Les vices de l’administration de la justice au Maroc, la fantaisie et le manque de préjugés avec lesquels la plupart des gouverneurs et en général des fonctionnaires usent et abusent de leur situation, ont donné lieu à une autre institution, qui a également ses côtés sombres. Beaucoup des sujets du sultan, Arabes aussi bien que Juifs, surtout dans les ports, se sont placés sous la protection d’un consul quelconque et sont ainsi devenus en quelque sorte les sujets de l’État auquel il appartient. Leur motif d’agir ainsi est qu’ils acquièrent une protection plus sûre et une représentation plus active de leurs intérêts, en face des autorités marocaines, que s’ils n’étaient les protégés d’un consul. Le gouvernement marocain s’est vu préparer ainsi bien des difficultés, car certains consuls sans conscience ne se sont pas fait faute de défendre énergiquement leurs clients, en le menaçant de complications diplomatiques, même quand ces clients étaient notoirement dans leur tort.
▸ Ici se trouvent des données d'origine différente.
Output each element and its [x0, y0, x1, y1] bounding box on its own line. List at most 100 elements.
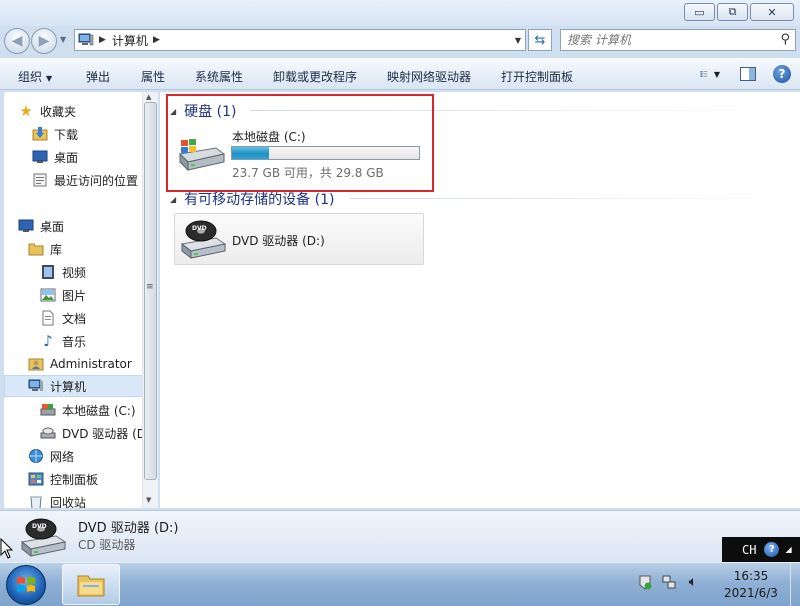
search-input[interactable] [567, 33, 767, 47]
minimize-button[interactable]: ▭ [684, 3, 715, 21]
details-item-type: CD 驱动器 [78, 538, 136, 552]
input-language-indicator[interactable]: CH [742, 543, 756, 557]
network-globe-icon [28, 448, 44, 464]
action-center-icon[interactable] [636, 573, 654, 591]
nav-label: 桌面 [40, 219, 65, 234]
collapse-triangle-icon[interactable]: ◢ [170, 195, 176, 204]
nav-computer[interactable]: 计算机 [4, 375, 143, 397]
close-button[interactable]: ✕ [750, 3, 794, 21]
nav-label: 音乐 [62, 334, 87, 349]
langbar-options-icon[interactable]: ◢ [785, 545, 791, 554]
address-row: ◀ ▶ ▼ ▶ 计算机 ▶ ▼ ⇆ ⚲ [0, 26, 800, 56]
hard-drive-icon [40, 402, 56, 418]
refresh-icon: ⇆ [534, 32, 546, 48]
group-title: 有可移动存储的设备 (1) [184, 192, 335, 208]
map-network-drive-button[interactable]: 映射网络驱动器 [387, 68, 471, 85]
nav-control-panel[interactable]: 控制面板 [28, 468, 98, 490]
dvd-drive-tile[interactable]: DVD DVD 驱动器 (D:) [174, 213, 424, 265]
chevron-down-icon: ▼ [713, 69, 720, 79]
breadcrumb-computer[interactable]: 计算机 [112, 32, 148, 49]
nav-scrollbar[interactable]: ▲ ≡ ▼ [142, 92, 158, 508]
address-history-dropdown[interactable]: ▼ [515, 36, 521, 45]
drive-c-tile[interactable]: 本地磁盘 (C:) 23.7 GB 可用，共 29.8 GB [176, 126, 426, 182]
search-box[interactable]: ⚲ [560, 29, 796, 51]
start-button[interactable] [6, 565, 46, 605]
system-tray: 🔈︎ [636, 573, 708, 591]
search-icon[interactable]: ⚲ [780, 32, 790, 47]
nav-label: 桌面 [54, 150, 79, 165]
desktop-icon [32, 149, 48, 165]
windows-logo-icon [17, 577, 35, 592]
properties-button[interactable]: 属性 [141, 68, 165, 85]
nav-label: Administrator [50, 357, 132, 371]
scroll-grip-icon: ≡ [146, 282, 154, 292]
desktop-icon [18, 218, 34, 234]
arrow-left-icon: ◀ [11, 33, 23, 49]
address-bar[interactable]: ▶ 计算机 ▶ ▼ [74, 29, 526, 51]
chevron-down-icon: ▼ [46, 74, 53, 83]
nav-recycle-bin[interactable]: 回收站 [28, 491, 86, 508]
drive-c-usage-fill [232, 147, 270, 159]
eject-button[interactable]: 弹出 [86, 68, 110, 85]
nav-favorites[interactable]: ★ 收藏夹 [18, 100, 76, 122]
group-header-removable-storage[interactable]: ◢ 有可移动存储的设备 (1) [170, 189, 334, 209]
nav-label: 控制面板 [50, 472, 99, 487]
drive-c-capacity: 23.7 GB 可用，共 29.8 GB [232, 166, 384, 180]
breadcrumb-separator[interactable]: ▶ [99, 35, 106, 45]
recent-pages-dropdown[interactable]: ▼ [60, 35, 66, 44]
nav-pictures[interactable]: 图片 [40, 284, 86, 306]
nav-documents[interactable]: 文档 [40, 307, 86, 329]
scroll-down-icon[interactable]: ▼ [146, 496, 151, 504]
drive-c-usage-bar [231, 146, 420, 160]
nav-recent-places[interactable]: 最近访问的位置 [32, 169, 138, 191]
maximize-button[interactable]: ⧉ [717, 3, 748, 21]
nav-label: DVD 驱动器 (D:) [62, 426, 155, 441]
breadcrumb-separator[interactable]: ▶ [153, 35, 160, 45]
control-panel-icon [28, 471, 44, 487]
help-button[interactable]: ? [772, 65, 792, 83]
volume-icon[interactable]: 🔈︎ [684, 573, 702, 591]
refresh-button[interactable]: ⇆ [528, 29, 552, 51]
organize-menu[interactable]: 组织 ▼ [18, 68, 52, 85]
back-button[interactable]: ◀ [4, 28, 30, 54]
system-clock[interactable]: 16:35 2021/6/3 [716, 568, 786, 602]
dvd-drive-icon [40, 425, 56, 441]
nav-label: 库 [50, 242, 63, 257]
nav-music[interactable]: ♪ 音乐 [40, 330, 86, 352]
clock-date: 2021/6/3 [724, 586, 778, 600]
nav-network[interactable]: 网络 [28, 445, 74, 467]
svg-text:DVD: DVD [192, 225, 207, 232]
forward-button[interactable]: ▶ [31, 28, 57, 54]
nav-administrator[interactable]: Administrator [28, 353, 132, 375]
scroll-up-icon[interactable]: ▲ [146, 93, 151, 101]
user-folder-icon [28, 356, 44, 372]
computer-icon [28, 378, 44, 394]
change-view-button[interactable]: ▼ [700, 65, 720, 83]
computer-icon [78, 33, 94, 46]
nav-downloads[interactable]: 下载 [32, 123, 78, 145]
uninstall-program-button[interactable]: 卸载或更改程序 [273, 68, 357, 85]
open-control-panel-button[interactable]: 打开控制面板 [501, 68, 573, 85]
language-bar[interactable]: CH ? ◢ [722, 537, 800, 562]
preview-pane-button[interactable] [738, 65, 758, 83]
nav-videos[interactable]: 视频 [40, 261, 86, 283]
system-properties-button[interactable]: 系统属性 [195, 68, 243, 85]
nav-libraries[interactable]: 库 [28, 238, 62, 260]
details-pane: DVD DVD 驱动器 (D:) CD 驱动器 [0, 510, 800, 562]
network-icon[interactable] [660, 573, 678, 591]
clock-time: 16:35 [733, 569, 769, 583]
nav-local-disk-c[interactable]: 本地磁盘 (C:) [40, 399, 136, 421]
navigation-pane: ★ 收藏夹 下载 桌面 最近访问的位置 桌面 库 视频 图片 文档 ♪ 音乐 A… [4, 92, 158, 508]
nav-desktop[interactable]: 桌面 [18, 215, 64, 237]
title-bar[interactable]: ▭ ⧉ ✕ [0, 0, 800, 26]
nav-dvd-drive[interactable]: DVD 驱动器 (D:) [40, 422, 155, 444]
nav-desktop-favorite[interactable]: 桌面 [32, 146, 78, 168]
taskbar-explorer-button[interactable] [62, 564, 120, 605]
svg-text:DVD: DVD [32, 523, 47, 530]
show-desktop-button[interactable] [790, 563, 800, 606]
drive-c-name: 本地磁盘 (C:) [232, 130, 306, 144]
help-icon[interactable]: ? [764, 542, 780, 557]
library-folder-icon [28, 241, 44, 257]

Ce genre de protection a pu être souvent considéré par quelques représentants européens comme une source de profits aussi abondante que constante, et les a entraînés à agir en conséquence. Aussi la majorité des consuls cherchent-ils actuellement à régulariser, ou même à supprimer le régime de la protection. A la vérité, on entend parler à Tanger, qu’on le veuille ou non, d’une foule d’abus qui ont eu cette origine. Celui de nos lecteurs qu’intéresseraient la chronique scandaleuse du corps diplomatique et ses relations avec les Arabes, les Juifs ou les Chrétiens de Tanger, trouverait dans un livre publié par M. de Conring (Le Maroc, Berlin, 1880) une foule de détails spirituellement contés à ce propos. On souhaiterait, pour l’honneur des représentants des États occidentaux, qu’ils fussent simplement imaginés.